Cursor doesn’t ship a CI action - it’s an IDE. The division of labor: use Cursor’s Agent and background agent to author and iterate on the workflow locally with full editor context, then let Claude Code’s or Codex’s GitHub Action handle the in-CI review step. Generate locally, review in CI.

  1. Cache restores but the build still recompiles everything. The actions/cache key didn’t change but the contents are wrong - usually node_modules cached against a different Node version, or a key missing the lockfile hash. Use a key like ${{ runner.os }}-node${{ matrix.node }}-${{ hashFiles('**/package-lock.json') }} and prefer actions/setup-node’s built-in cache: 'npm' (which caches the npm download cache, not node_modules) over caching node_modules directly.
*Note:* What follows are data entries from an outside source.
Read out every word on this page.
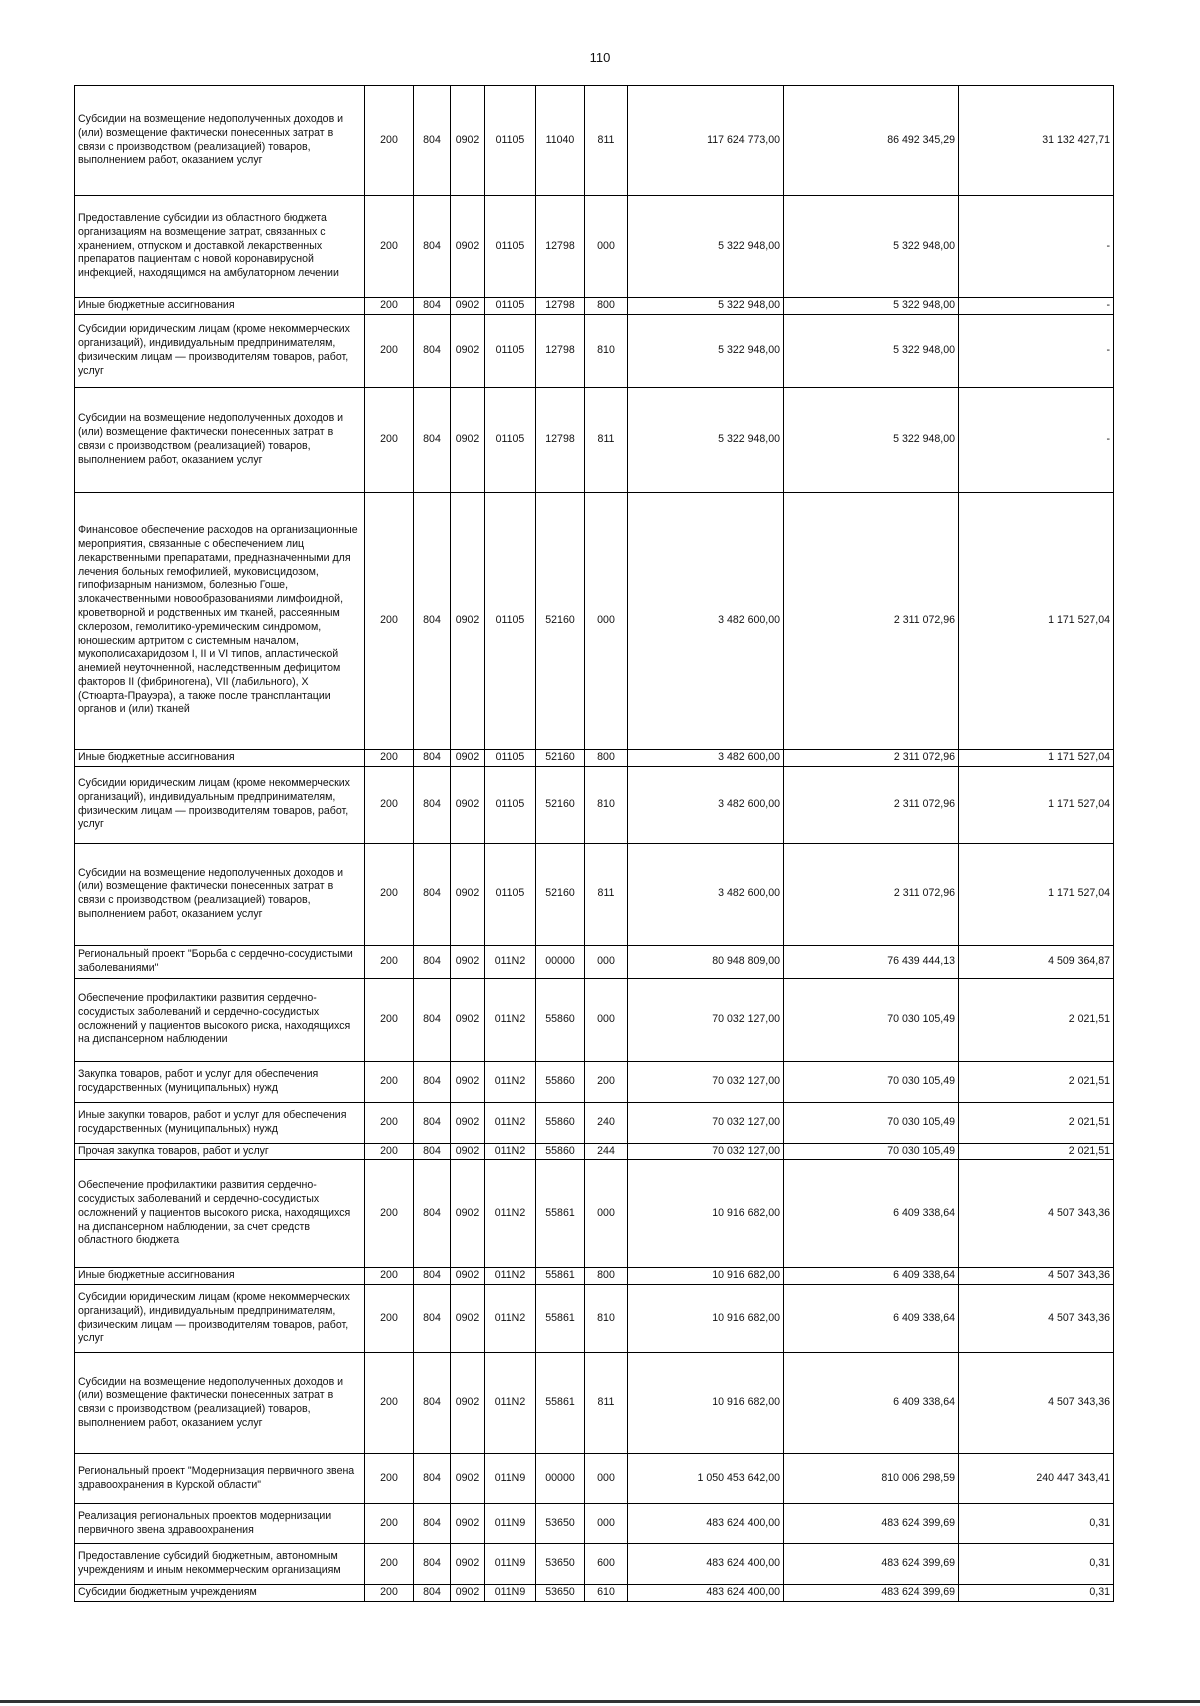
110
Субсидии на возмещение недополученных доходов и (или) возмещение фактически понесенных затрат в связи с производством (реализацией) товаров, выполнением работ, оказанием услуг	200	804	0902	01105	11040	811	117 624 773,00	86 492 345,29	31 132 427,71
Предоставление субсидии из областного бюджета организациям на возмещение затрат, связанных с хранением, отпуском и доставкой лекарственных препаратов пациентам с новой коронавирусной инфекцией, находящимся на амбулаторном лечении	200	804	0902	01105	12798	000	5 322 948,00	5 322 948,00	-
Иные бюджетные ассигнования	200	804	0902	01105	12798	800	5 322 948,00	5 322 948,00	-
Субсидии юридическим лицам (кроме некоммерческих организаций), индивидуальным предпринимателям, физическим лицам — производителям товаров, работ, услуг	200	804	0902	01105	12798	810	5 322 948,00	5 322 948,00	-
Субсидии на возмещение недополученных доходов и (или) возмещение фактически понесенных затрат в связи с производством (реализацией) товаров, выполнением работ, оказанием услуг	200	804	0902	01105	12798	811	5 322 948,00	5 322 948,00	-
Финансовое обеспечение расходов на организационные мероприятия, связанные с обеспечением лиц лекарственными препаратами, предназначенными для лечения больных гемофилией, муковисцидозом, гипофизарным нанизмом, болезнью Гоше, злокачественными новообразованиями лимфоидной, кроветворной и родственных им тканей, рассеянным склерозом, гемолитико-уремическим синдромом, юношеским артритом с системным началом, мукополисахаридозом I, II и VI типов, апластической анемией неуточненной, наследственным дефицитом факторов II (фибриногена), VII (лабильного), X (Стюарта-Прауэра), а также после трансплантации органов и (или) тканей	200	804	0902	01105	52160	000	3 482 600,00	2 311 072,96	1 171 527,04
Иные бюджетные ассигнования	200	804	0902	01105	52160	800	3 482 600,00	2 311 072,96	1 171 527,04
Субсидии юридическим лицам (кроме некоммерческих организаций), индивидуальным предпринимателям, физическим лицам — производителям товаров, работ, услуг	200	804	0902	01105	52160	810	3 482 600,00	2 311 072,96	1 171 527,04
Субсидии на возмещение недополученных доходов и (или) возмещение фактически понесенных затрат в связи с производством (реализацией) товаров, выполнением работ, оказанием услуг	200	804	0902	01105	52160	811	3 482 600,00	2 311 072,96	1 171 527,04
Региональный проект "Борьба с сердечно-сосудистыми заболеваниями"	200	804	0902	011N2	00000	000	80 948 809,00	76 439 444,13	4 509 364,87
Обеспечение профилактики развития сердечно-сосудистых заболеваний и сердечно-сосудистых осложнений у пациентов высокого риска, находящихся на диспансерном наблюдении	200	804	0902	011N2	55860	000	70 032 127,00	70 030 105,49	2 021,51
Закупка товаров, работ и услуг для обеспечения государственных (муниципальных) нужд	200	804	0902	011N2	55860	200	70 032 127,00	70 030 105,49	2 021,51
Иные закупки товаров, работ и услуг для обеспечения государственных (муниципальных) нужд	200	804	0902	011N2	55860	240	70 032 127,00	70 030 105,49	2 021,51
Прочая закупка товаров, работ и услуг	200	804	0902	011N2	55860	244	70 032 127,00	70 030 105,49	2 021,51
Обеспечение профилактики развития сердечно-сосудистых заболеваний и сердечно-сосудистых осложнений у пациентов высокого риска, находящихся на диспансерном наблюдении, за счет средств областного бюджета	200	804	0902	011N2	55861	000	10 916 682,00	6 409 338,64	4 507 343,36
Иные бюджетные ассигнования	200	804	0902	011N2	55861	800	10 916 682,00	6 409 338,64	4 507 343,36
Субсидии юридическим лицам (кроме некоммерческих организаций), индивидуальным предпринимателям, физическим лицам — производителям товаров, работ, услуг	200	804	0902	011N2	55861	810	10 916 682,00	6 409 338,64	4 507 343,36
Субсидии на возмещение недополученных доходов и (или) возмещение фактически понесенных затрат в связи с производством (реализацией) товаров, выполнением работ, оказанием услуг	200	804	0902	011N2	55861	811	10 916 682,00	6 409 338,64	4 507 343,36
Региональный проект "Модернизация первичного звена здравоохранения в Курской области"	200	804	0902	011N9	00000	000	1 050 453 642,00	810 006 298,59	240 447 343,41
Реализация региональных проектов модернизации первичного звена здравоохранения	200	804	0902	011N9	53650	000	483 624 400,00	483 624 399,69	0,31
Предоставление субсидий бюджетным, автономным учреждениям и иным некоммерческим организациям	200	804	0902	011N9	53650	600	483 624 400,00	483 624 399,69	0,31
Субсидии бюджетным учреждениям	200	804	0902	011N9	53650	610	483 624 400,00	483 624 399,69	0,31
  2. OIDC deploy fails with “Not authorized to perform sts:AssumeRoleWithWebIdentity”. The job has permissions: id-token: write but the cloud-side trust policy doesn’t allow this repo/branch. The fix is on the IAM role’s trust relationship (sub condition must match repo:org/name:ref:refs/heads/main or your environment), not in the YAML. Ask your AI to generate the trust policy from the workflow’s permissions and trigger, then verify the sub claim matches.
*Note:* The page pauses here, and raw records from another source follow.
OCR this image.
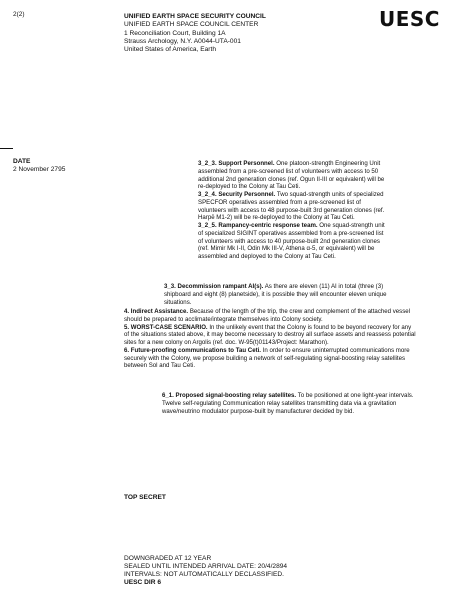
2(2)	UNIFIED EARTH SPACE SECURITY COUNCIL
UNIFIED EARTH SPACE COUNCIL CENTER
1 Reconciliation Court, Building 1A
Strauss Archology, N.Y. A0044-UTA-001
United States of America, Earth
UESC
DATE
2 November 2795

3_2_3. Support Personnel. One platoon-strength Engineering Unit assembled from a pre-screened list of volunteers with access to 50 additional 2nd generation clones (ref. Ogun II-III or equivalent) will be re-deployed to the Colony at Tau Ceti.

3_2_4. Security Personnel. Two squad-strength units of specialized SPECFOR operatives assembled from a pre-screened list of volunteers with access to 48 purpose-built 3rd generation clones (ref. Harpē M1-2) will be re-deployed to the Colony at Tau Ceti.

3_2_5. Rampancy-centric response team. One squad-strength unit of specialized SIGINT operatives assembled from a pre-screened list of volunteers with access to 40 purpose-built 2nd generation clones (ref. Mimir Mk I-II, Odin Mk III-V, Athena α-5, or equivalent) will be assembled and deployed to the Colony at Tau Ceti.

3_3. Decommission rampant AI(s). As there are eleven (11) AI in total (three (3) shipboard and eight (8) planetside), it is possible they will encounter eleven unique situations.

4. Indirect Assistance. Because of the length of the trip, the crew and complement of the attached vessel should be prepared to acclimate/integrate themselves into Colony society.

5. WORST-CASE SCENARIO. In the unlikely event that the Colony is found to be beyond recovery for any of the situations stated above, it may become necessary to destroy all surface assets and reassess potential sites for a new colony on Argolis (ref. doc. W-95(t)01143/Project: Marathon).

6. Future-proofing communications to Tau Ceti. In order to ensure uninterrupted communications more securely with the Colony, we propose building a network of self-regulating signal-boosting relay satellites between Sol and Tau Ceti.

6_1. Proposed signal-boosting relay satellites. To be positioned at one light-year intervals. Twelve self-regulating Communication relay satellites transmitting data via a gravitation wave/neutrino modulator purpose-built by manufacturer decided by bid.

TOP SECRET
DOWNGRADED AT 12 YEAR
SEALED UNTIL INTENDED ARRIVAL DATE: 20/4/2894
INTERVALS: NOT AUTOMATICALLY DECLASSIFIED.
UESC DIR 6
  3. kubectl rollout status hangs until the job times out. New pods aren’t going Ready - failing readiness probe, image pull error, or insufficient cluster resources. Add --timeout=120s to fail fast, then kubectl describe deployment/app -n <ns> and kubectl get events --sort-by=.lastTimestamp to see why. A rollout that never completes is a stuck deploy, not a slow one.

  4. Trivy fails the build on a CVE you can’t fix. A CRITICAL in a transitive dependency with no patched version yet. Don’t delete the scan step - that’s how the hook happened. Use ignore-unfixed: true (already in the skeleton) to skip CVEs with no fix, and a reviewed .trivyignore with the specific CVE ID and an expiry note for the rest. Blanket-disabling the gate is the wrong fix.

  5. The generated workflow pins actions to @master or @main. This is the single most common defect in AI-generated pipelines: it’s a supply-chain risk and non-reproducible. Pin every third-party action to a released tag (or a commit SHA for high-trust paths). Re-prompt with “pin all actions to released tags, no floating refs” or fix it on review.